MoonCast – A zero-shot AI podcast generation system that synthesizes natural podcast-style content

What is MoonCast?

MoonCast is a zero-shot podcast generation system that synthesizes natural podcast-style speech directly from plain text. Trained with long-context language models and large-scale audio datasets, it can produce podcast audio that spans several minutes, supporting both Chinese and English. MoonCast maintains high naturalness and coherence in long-form audio generation. It uses specially designed LLM prompts to generate podcast scripts, which are then converted into final podcast audio through a speech synthesis module. Users can quickly generate podcasts using simple commands and pre-trained weights.

Key Features of MoonCast

Long-Form Audio Generation
Leverages long-context language models and large-scale long-form speech data to generate multi-minute podcast-style audio with high coherence and fluidity.
Enhanced Naturalness
MoonCast’s podcast generation module adds natural conversational details to the script, which are essential for realistic podcast speech. Experiments show it significantly outperforms existing baselines in terms of naturalness and coherence.
Multilingual Support
Supports podcast generation in both Chinese and English using language-specific prompts to create the script.
Zero-Shot Voice Synthesis
Produces realistic speech based on just a few seconds of reference audio, maintaining high voice quality and speaker similarity throughout long-form content.

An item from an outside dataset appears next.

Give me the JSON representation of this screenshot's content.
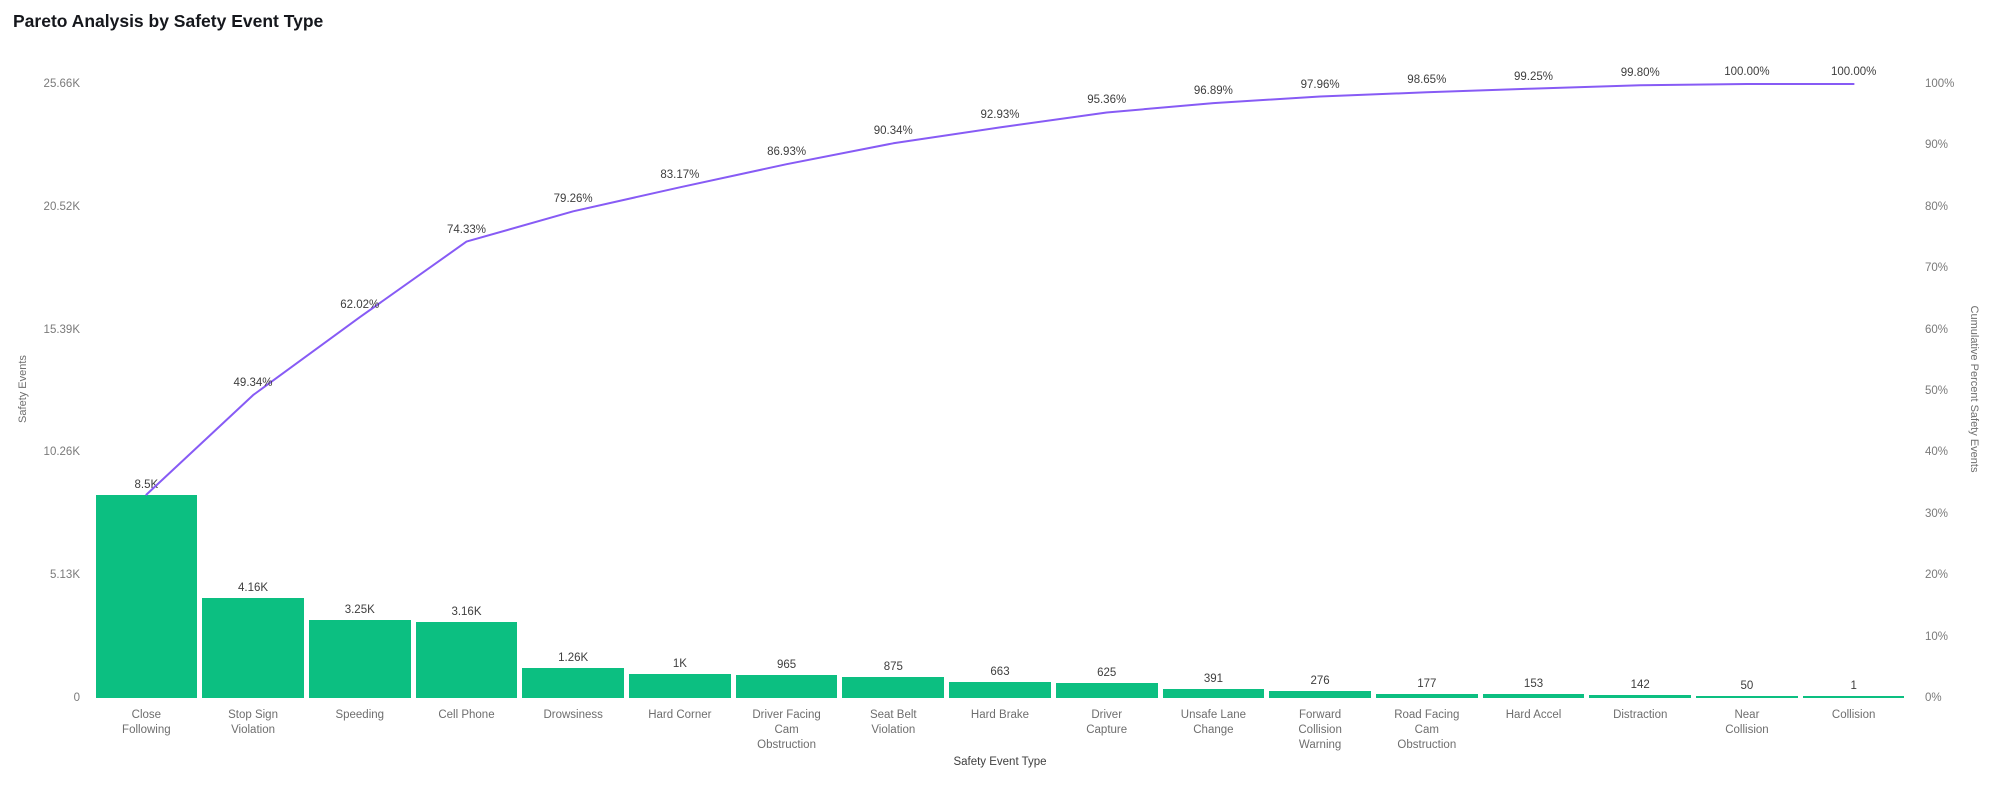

Technical Foundations of MoonCast

Multi-Stage Training
MoonCast’s training pipeline consists of three stages:
1. Stage One: The model learns to generate short utterances and single-speaker speech, building its zero-shot synthesis capability.
2. Stage Two: The model handles non-conversational long-form content (e.g., audiobooks) to improve long-context generation stability.
3. Stage Three: The model learns to generate long dialogues rich in conversational details, mastering complex podcast generation techniques.
Segment-Level Autoregressive Audio Reconstruction
MoonCast innovatively adopts segment-level autoregressive reconstruction, enabling the model to streamingly reconstruct current audio segments based on previously generated content—improving coherence and flow.
Spontaneity Enhancement
To boost the natural feel of podcasts, MoonCast injects spontaneous details into scripts, such as filler words, response words, and occasional stutters, making conversations sound more lifelike and unscripted.

MoonCast Project Links

Official Website: https://mooncastdemo.github.io/
GitHub Repository: https://github.com/jzq2000/MoonCast
arXiv Paper: https://arxiv.org/pdf/2503.14345
Online Demo: https://huggingface.co/spaces/jzq11111/mooncast

Application Scenarios for MoonCast

Content Creation
Transforms various forms of text—stories, technical reports, news articles—into engaging podcast audio content.
Education
Converts academic materials such as papers and ebooks into podcasts, helping students understand and absorb content more effectively.
Entertainment Industry
Generates podcast-style audio with natural conversational flow, suitable for entertainment content production.
Business Use
Creates internal training podcasts or transforms press releases, product descriptions, and marketing materials into audio formats for external communication.
Personal Use
Allows individuals to convert personal content like blogs or journals into podcasts, enabling convenient listening during activities like commuting or exercising.